Se fue porque, como a sus compañeros de militancia, a ella también la iban a matar y porque ya no soportaba tanto dolor: “Cuando salimos de la Constituyente, en diciembre de 1991, me eligieron presidente de la UP y ahí fue Troya”, dijo a Semana.com en una entrevista. “Las amenazas no dejaban descansar”. Para la época era concejal de Bogotá a donde le llegaban las noticias de un país bañado en sangre. “Fue cuando aparecieron los ‘mochacabezas’ en Urabá, les quitaban la cabeza a nuestros compañeros, las colgaban en estacas, sobre todo en la diagonal San José de Apartadó”, recuerda.

“Algunos iban a sus fincas bananeras, les cortaban las cabezas y las mandaban en bandejas a los casinos de los trabajadores en la hora del almuerzo, con el mensaje de que si seguían en el sindicato, las cabezas rodarían.

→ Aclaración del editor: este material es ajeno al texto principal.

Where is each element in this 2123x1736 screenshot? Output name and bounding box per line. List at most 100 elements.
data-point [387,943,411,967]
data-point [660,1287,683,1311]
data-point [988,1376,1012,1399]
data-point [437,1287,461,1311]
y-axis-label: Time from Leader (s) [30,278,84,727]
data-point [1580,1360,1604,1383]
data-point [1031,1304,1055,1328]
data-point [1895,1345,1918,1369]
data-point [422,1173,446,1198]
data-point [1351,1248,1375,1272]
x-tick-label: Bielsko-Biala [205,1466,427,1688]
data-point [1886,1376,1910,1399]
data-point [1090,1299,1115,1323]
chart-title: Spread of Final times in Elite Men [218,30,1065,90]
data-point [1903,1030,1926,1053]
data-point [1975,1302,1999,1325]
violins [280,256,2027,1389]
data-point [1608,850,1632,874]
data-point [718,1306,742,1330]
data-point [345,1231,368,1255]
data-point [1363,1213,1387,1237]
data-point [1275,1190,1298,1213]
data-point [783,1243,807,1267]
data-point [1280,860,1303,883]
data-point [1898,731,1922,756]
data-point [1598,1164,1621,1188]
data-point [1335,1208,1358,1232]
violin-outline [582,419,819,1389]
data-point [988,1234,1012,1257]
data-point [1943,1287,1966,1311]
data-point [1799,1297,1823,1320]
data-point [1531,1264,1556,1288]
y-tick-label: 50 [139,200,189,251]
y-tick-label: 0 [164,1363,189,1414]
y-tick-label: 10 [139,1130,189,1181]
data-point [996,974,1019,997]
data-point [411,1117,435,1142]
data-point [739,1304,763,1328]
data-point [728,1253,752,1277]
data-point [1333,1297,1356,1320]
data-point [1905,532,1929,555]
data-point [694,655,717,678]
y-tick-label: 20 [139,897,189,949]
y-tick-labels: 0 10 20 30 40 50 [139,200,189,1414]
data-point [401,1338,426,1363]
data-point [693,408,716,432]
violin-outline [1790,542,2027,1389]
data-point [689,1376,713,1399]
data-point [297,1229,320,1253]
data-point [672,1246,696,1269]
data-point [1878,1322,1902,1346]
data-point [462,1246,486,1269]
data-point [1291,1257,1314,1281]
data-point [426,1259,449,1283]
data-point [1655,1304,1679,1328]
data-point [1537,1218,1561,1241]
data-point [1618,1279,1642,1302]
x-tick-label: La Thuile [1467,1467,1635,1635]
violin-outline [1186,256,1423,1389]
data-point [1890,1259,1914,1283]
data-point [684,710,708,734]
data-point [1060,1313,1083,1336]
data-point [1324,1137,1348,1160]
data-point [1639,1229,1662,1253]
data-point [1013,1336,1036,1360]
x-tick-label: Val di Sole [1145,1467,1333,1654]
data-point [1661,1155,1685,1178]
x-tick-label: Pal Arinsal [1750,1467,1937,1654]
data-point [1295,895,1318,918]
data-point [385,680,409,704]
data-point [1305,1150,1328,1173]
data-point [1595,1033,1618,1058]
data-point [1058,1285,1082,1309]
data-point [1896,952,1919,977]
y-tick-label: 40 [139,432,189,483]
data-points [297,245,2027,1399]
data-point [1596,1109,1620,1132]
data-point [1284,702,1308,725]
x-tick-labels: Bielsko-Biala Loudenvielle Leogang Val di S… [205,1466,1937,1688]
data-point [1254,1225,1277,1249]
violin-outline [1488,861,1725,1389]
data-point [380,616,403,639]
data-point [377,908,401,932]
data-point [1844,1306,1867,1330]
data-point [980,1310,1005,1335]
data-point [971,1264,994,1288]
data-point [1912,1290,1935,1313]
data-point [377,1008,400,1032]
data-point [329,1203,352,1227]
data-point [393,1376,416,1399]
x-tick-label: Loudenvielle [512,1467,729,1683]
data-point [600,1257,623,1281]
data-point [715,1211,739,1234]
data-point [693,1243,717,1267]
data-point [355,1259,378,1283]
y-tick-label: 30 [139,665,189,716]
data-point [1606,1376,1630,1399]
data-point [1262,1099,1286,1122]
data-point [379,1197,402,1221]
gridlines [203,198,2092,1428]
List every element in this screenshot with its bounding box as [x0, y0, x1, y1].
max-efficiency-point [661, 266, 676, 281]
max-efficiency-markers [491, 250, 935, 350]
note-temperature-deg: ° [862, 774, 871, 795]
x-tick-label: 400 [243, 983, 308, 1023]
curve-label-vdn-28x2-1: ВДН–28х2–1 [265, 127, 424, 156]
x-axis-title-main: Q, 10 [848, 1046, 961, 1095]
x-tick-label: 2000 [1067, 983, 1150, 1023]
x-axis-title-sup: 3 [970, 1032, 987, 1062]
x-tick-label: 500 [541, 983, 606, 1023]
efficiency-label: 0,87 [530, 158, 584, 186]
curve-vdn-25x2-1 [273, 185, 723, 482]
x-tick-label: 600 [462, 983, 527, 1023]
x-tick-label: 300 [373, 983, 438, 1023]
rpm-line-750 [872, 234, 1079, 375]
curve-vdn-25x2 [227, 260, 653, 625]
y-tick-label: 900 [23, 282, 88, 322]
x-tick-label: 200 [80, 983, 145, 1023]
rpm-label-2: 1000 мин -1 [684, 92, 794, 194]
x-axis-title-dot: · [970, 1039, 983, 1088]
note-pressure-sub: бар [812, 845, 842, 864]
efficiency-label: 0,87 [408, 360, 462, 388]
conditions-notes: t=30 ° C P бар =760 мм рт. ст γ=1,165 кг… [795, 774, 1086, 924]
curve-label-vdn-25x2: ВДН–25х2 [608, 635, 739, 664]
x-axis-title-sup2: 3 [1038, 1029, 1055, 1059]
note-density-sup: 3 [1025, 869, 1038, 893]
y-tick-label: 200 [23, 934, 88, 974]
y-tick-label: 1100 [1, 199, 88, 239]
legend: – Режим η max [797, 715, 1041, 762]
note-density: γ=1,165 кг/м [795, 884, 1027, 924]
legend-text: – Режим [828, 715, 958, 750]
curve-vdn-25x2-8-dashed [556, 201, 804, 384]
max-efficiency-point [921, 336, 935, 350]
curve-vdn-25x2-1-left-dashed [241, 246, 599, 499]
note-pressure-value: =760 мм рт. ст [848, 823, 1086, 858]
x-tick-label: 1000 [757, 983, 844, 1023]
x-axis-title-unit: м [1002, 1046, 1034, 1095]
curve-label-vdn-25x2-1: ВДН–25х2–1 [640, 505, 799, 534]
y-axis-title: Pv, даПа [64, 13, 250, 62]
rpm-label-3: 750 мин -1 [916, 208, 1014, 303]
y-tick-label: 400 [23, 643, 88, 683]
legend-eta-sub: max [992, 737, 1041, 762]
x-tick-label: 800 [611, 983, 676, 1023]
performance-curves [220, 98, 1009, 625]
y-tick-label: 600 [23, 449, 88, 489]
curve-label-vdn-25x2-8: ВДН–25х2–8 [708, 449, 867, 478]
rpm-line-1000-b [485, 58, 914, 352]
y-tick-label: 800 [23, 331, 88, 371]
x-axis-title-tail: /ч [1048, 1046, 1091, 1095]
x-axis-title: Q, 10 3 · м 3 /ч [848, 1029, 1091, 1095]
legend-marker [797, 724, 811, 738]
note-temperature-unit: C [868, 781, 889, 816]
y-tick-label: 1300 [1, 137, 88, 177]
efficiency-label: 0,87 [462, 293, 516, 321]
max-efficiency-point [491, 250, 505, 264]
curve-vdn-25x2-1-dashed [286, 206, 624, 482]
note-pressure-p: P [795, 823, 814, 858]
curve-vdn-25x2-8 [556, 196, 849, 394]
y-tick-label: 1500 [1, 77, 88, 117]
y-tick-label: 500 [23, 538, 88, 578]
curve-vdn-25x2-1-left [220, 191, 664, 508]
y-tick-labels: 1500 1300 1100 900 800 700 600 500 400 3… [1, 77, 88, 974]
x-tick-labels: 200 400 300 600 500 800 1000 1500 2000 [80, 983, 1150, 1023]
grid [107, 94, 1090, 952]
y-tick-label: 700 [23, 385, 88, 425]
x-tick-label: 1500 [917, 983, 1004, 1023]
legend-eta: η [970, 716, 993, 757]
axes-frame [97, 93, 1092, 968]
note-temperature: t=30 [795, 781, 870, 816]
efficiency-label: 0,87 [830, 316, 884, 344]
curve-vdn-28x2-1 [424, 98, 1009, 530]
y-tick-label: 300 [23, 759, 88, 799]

Jugaban fútbol con las cabezas de la gente que asesinaban, y esperaban a que vinieran las aves de rapiña a comerse los cuerpos”. El auge del horror en todo su esplendor.

El 17 de mayo de 1996, cuando se desplazaba por la autopista Norte a su oficina del Concejo de Bogotá, la atacaron con un rocket. “La muerte nos acariciaba. Recuerdo que había un extraño trancón, no podíamos avanzar. Vi un carro al lado del que salía un tubo, era como una bazuca. Después nos dispararon tres revólveres al tiempo, el carro quedó con 40 impactos de bala”. Asustada, con las pocas lágrimas que le quedaban, se marchó lejos.

Tras la decisión del Consejo de Estado de restituirle la personería a la UP, volvió a Colombia y decidió lanzarse a la Presidencia de la República. Y este sábado, en una de sus primeras correrías, por Arauca, fue objeto de un atentado.

En la mañana de este lunes varios comentaristas radiales relataron el hecho aunque atenuaron la gravedad porque, según ellos, en las encuestas sólo tiene el 1 % en la intención de voto, lo que matemáticamente hace que no tenga opciones reales de ganar las elecciones. Es al revés. El asunto es de extrema gravedad por la misma circunstancia. Hay que protegerla porque la democracia es la garantía absoluta de los derechos de las minorías. 

Asimismo, porque si la izquierda legal en Colombia no obtiene la absoluta certeza de que nunca jamás les va a pasar nada, la armada en La Habana no firmará la paz. Porque Aida Avella es el símbolo vivo de una tragedia que nunca debió ocurrir. Y porque así, valiente, honesta y a pesar de todo, jamás ha empuñado un arma. La democracia es una mentira si a ella le pasa algo.

Y no se trata sólo de ella, de su familia y de sus seguidores, sino también de aquellos jóvenes inconformes que nacieron en Colombia mientras ella estaba en el exilio y hoy quieren cambiar el país, hacer política con sus ideales y sus propuestas. Tenemos que darles las garantías absolutas a todos los Luciano Marín Arango, Luis Édgar Devia Silva, Juvenal Ovidio Ricardo Palmera, para que no haya ‘Iván Márquez’, ‘Raúl Reyes’, ni ‘Simón Trinidad’.